Technical Article

Overcurrent Protection: Motor Starter Trip Classes for Industrial Motors

June 11, 2021 by David Peterson

Trip classes protect motors from overcurrent, but when will an overload relay trip, why, and what trip class should you use?

Motor starters have a simple task. As the name implies, they provide the power required to start or stop motors. 

 

Figure 1. An industrial three-phase electric motor.

 

Usually, these devices are paired with three-phase motors, although one-phase and even DC motors can sometimes be seen paired with these devices. These starters have overcurrent limiting breakers, but they have unique properties that separate them from standard circuit breakers.

 

An Introduction to Motor Starters

A typical motor starter consists of two pieces designed to enable the on/off switching action and stop the motor automatically in case of overcurrent.

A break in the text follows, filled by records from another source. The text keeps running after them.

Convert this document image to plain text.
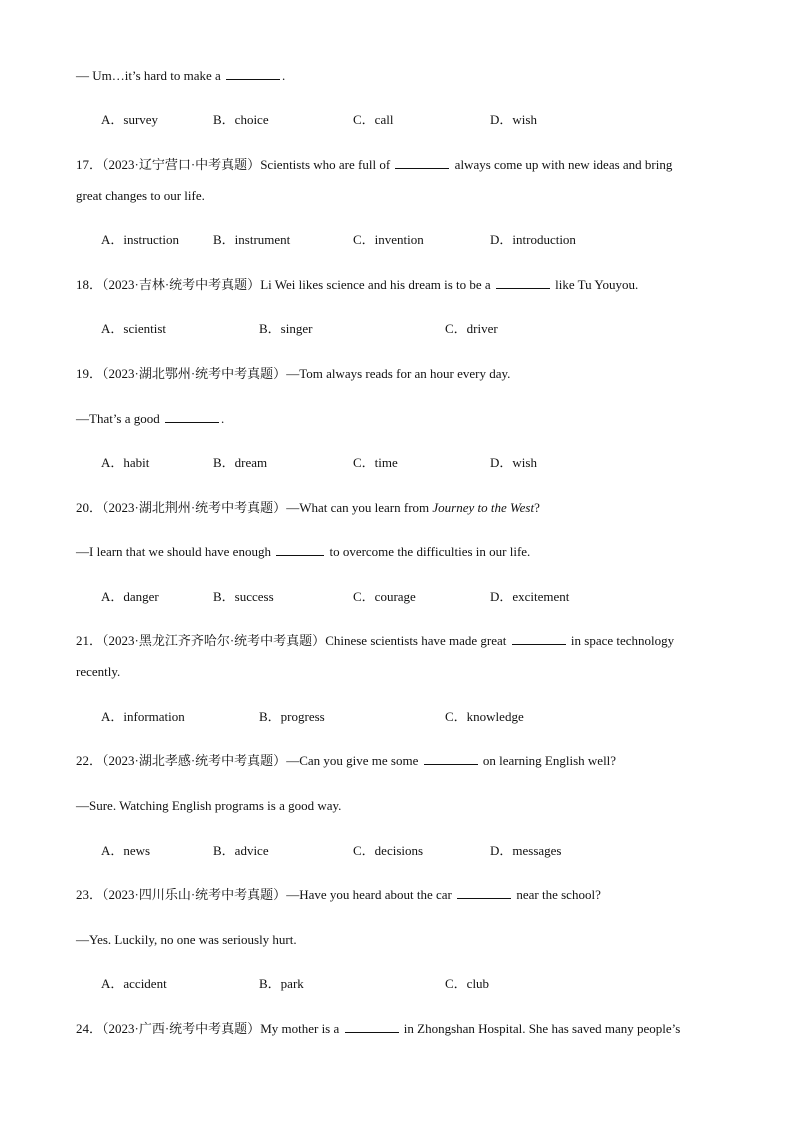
— Um…it’s hard to make a	.
A．survey	B．choice	C．call	D．wish
17．（2023·辽宁营口·中考真题）Scientists who are full of	always come up with new ideas and bring
great changes to our life.
A．instruction	B．instrument	C．invention	D．introduction
18．（2023·吉林·统考中考真题）Li Wei likes science and his dream is to be a	like Tu Youyou.
A．scientist	B．singer	C．driver
19．（2023·湖北鄂州·统考中考真题）—Tom always reads for an hour every day.
—That’s a good	.
A．habit	B．dream	C．time	D．wish
20．（2023·湖北荆州·统考中考真题）—What can you learn from Journey to the West?
—I learn that we should have enough	to overcome the difficulties in our life.
A．danger	B．success	C．courage	D．excitement
21．（2023·黑龙江齐齐哈尔·统考中考真题）Chinese scientists have made great	in space technology
recently.
A．information	B．progress	C．knowledge
22．（2023·湖北孝感·统考中考真题）—Can you give me some	on learning English well?
—Sure. Watching English programs is a good way.
A．news	B．advice	C．decisions	D．messages
23．（2023·四川乐山·统考中考真题）—Have you heard about the car	near the school?
—Yes. Luckily, no one was seriously hurt.
A．accident	B．park	C．club
24．（2023·广西·统考中考真题）My mother is a	in Zhongshan Hospital. She has saved many people’s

The motor trip class refers to the number of seconds for which the starter will allow high current during start-up, but various applications may affect which trip class is required.

 

Figure 2. NEMA starters and contacts. Image used courtesy of Siemens

 

It might be appropriate to first investigate what situations can lead to high current flows in a motor. Understanding these situations is important since there are cases in which high current is expected and perfectly normal.

 

How Overcurrent Occurs

First, overcurrent can result from a heavy load on the motor. Excessive friction in under-maintained bearings might be a reason, or perhaps a conveyor with heavy cargo. Another case might offset loads causing vibration. This is a commonly overlooked problem since the actual load itself may not be that extreme—simply the physics of the rotational forces. 

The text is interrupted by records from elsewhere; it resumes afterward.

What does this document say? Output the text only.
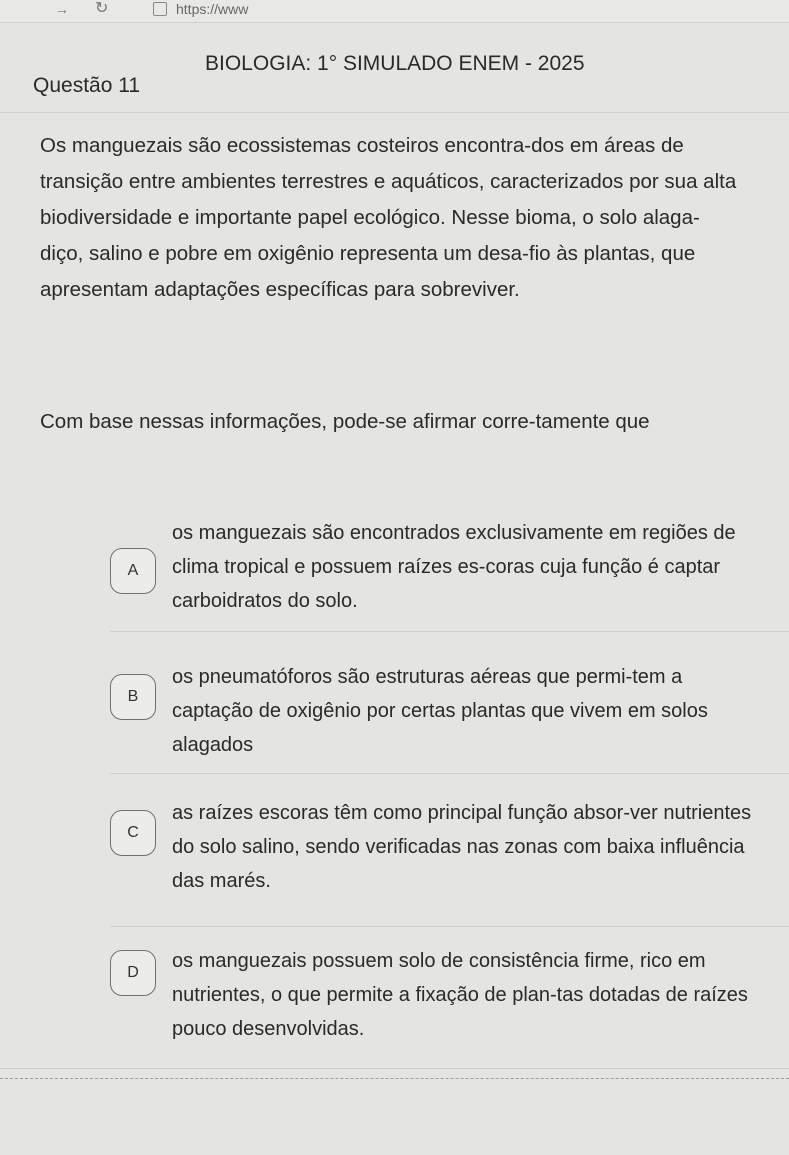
→ ↻	https://www
Questão 11
BIOLOGIA: 1° SIMULADO ENEM - 2025
Os manguezais são ecossistemas costeiros encontra-dos em áreas de transição entre ambientes terrestres e aquáticos, caracterizados por sua alta biodiversidade e importante papel ecológico. Nesse bioma, o solo alaga-diço, salino e pobre em oxigênio representa um desa-fio às plantas, que apresentam adaptações específicas para sobreviver.
Com base nessas informações, pode-se afirmar corre-tamente que
A
os manguezais são encontrados exclusivamente em regiões de clima tropical e possuem raízes es-coras cuja função é captar carboidratos do solo.
B
os pneumatóforos são estruturas aéreas que permi-tem a captação de oxigênio por certas plantas que vivem em solos alagados
C
as raízes escoras têm como principal função absor-ver nutrientes do solo salino, sendo verificadas nas zonas com baixa influência das marés.
D
os manguezais possuem solo de consistência firme, rico em nutrientes, o que permite a fixação de plan-tas dotadas de raízes pouco desenvolvidas.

Solving these problems involves proper maintenance and following manufacturers’ loading specifications. In addition, vibration issues from harmonics are prevented with proper engineering. This happens more often with in-house fabrications, which may result in some unanticipated motion physics.

The second reason for overcurrent is the simple starting of a motor, and this situation is inevitable. The faster a motor is started, the more extreme the current consumption. This is called in-rush current. Many AC clamp current meters have a function specifically for measuring this current, which might be many times the standard full-load amps of the motor. It is a significant difference.

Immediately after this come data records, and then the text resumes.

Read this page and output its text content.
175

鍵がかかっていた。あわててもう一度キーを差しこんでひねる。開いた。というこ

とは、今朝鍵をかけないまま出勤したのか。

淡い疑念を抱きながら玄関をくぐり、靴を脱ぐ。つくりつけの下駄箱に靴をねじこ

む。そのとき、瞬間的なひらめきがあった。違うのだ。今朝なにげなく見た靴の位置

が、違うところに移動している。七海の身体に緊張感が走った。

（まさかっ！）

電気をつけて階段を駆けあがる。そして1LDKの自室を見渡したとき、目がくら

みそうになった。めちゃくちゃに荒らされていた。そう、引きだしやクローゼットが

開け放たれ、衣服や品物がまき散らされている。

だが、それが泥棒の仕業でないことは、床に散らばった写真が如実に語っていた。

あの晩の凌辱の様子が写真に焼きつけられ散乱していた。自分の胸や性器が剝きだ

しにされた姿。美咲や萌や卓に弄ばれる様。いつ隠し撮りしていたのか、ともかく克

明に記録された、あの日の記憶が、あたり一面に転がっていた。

This current is not meant to be prevented. However, it may be reduced with soft-starts or VFDs to slowly ramp up the motor speed. Unloading the motor may also provide a lighter starting current, then loaded once the motor is running.

 

Motor Starter Parts

There are two motor starting components: The contactor and the overload relay.

The contactor is a large coil, much like a relay, with several sets of contacts that carry heavy current loads with ease. These contactors often have auxiliary control contacts.

An overload relay (OL) is often included as an additional stage screwed directly to the output terminals of the contactor. This OL is designed to open the contacts in the case of excess current. 

 

Figure 3. An array of electric overload relays. Image used courtesy of Eaton

 

With both of these components together, the device is called a motor starter.

Now that we’ve covered how overcurrent can occur, why motor starters are important, and its components, let’s dive into trips.

 

When Will an Overload Relay Trip?

This is an important question.

The answer is not to say that the overload should trip if the current is higher than the full load amps (FLA). If this were the case, the OL would trip every time the motor starts, which would be a very impractical situation.

It must be capable of withstanding high current momentarily, but should provide protection if the motor rises to above full-load conditions after reaching full speed, which would be indicative of failure.

Overloads are typically built to withstand 600% (or 6x) the FLA of the motor for that short duration, but then fall to a protection level just over the FLA in steady-state operation.

 

Motor Trip Classes

The time for which the OL should pause before reacting will be different for various motors and applications is called the motor trip class.

The most common trip classes are 5, 10, 20, and 30, which refer to the number of seconds for which the OL will allow this 600% current in-rush. Applications for each of these trip classes can be classified as the following.

  • The lowest, trip class 5, is for motors with very sensitive loads and must start quickly. 
  • Trip classes 10 and 20 are usually seen in most generic motors with a standard start-up time. 
  • The largest, trip class 30, is for large, heavy loads that take a long time to start under regular operation. If a lower trip class is used, the OL will trip far too often.

 

Some overload relays are purchased with a fixed trip class. Others have configurable trip classes using switches to use for all sorts of situations.

Each facility will need a different trip class depending on its application (e.g., assembly lines and conveyors, robots and AGVs, ASRS, etc.). Therefore, based on your facility’s needs, you can choose from trip classes 5, 10, 20, or 30. Which of these do you use, and for what applications?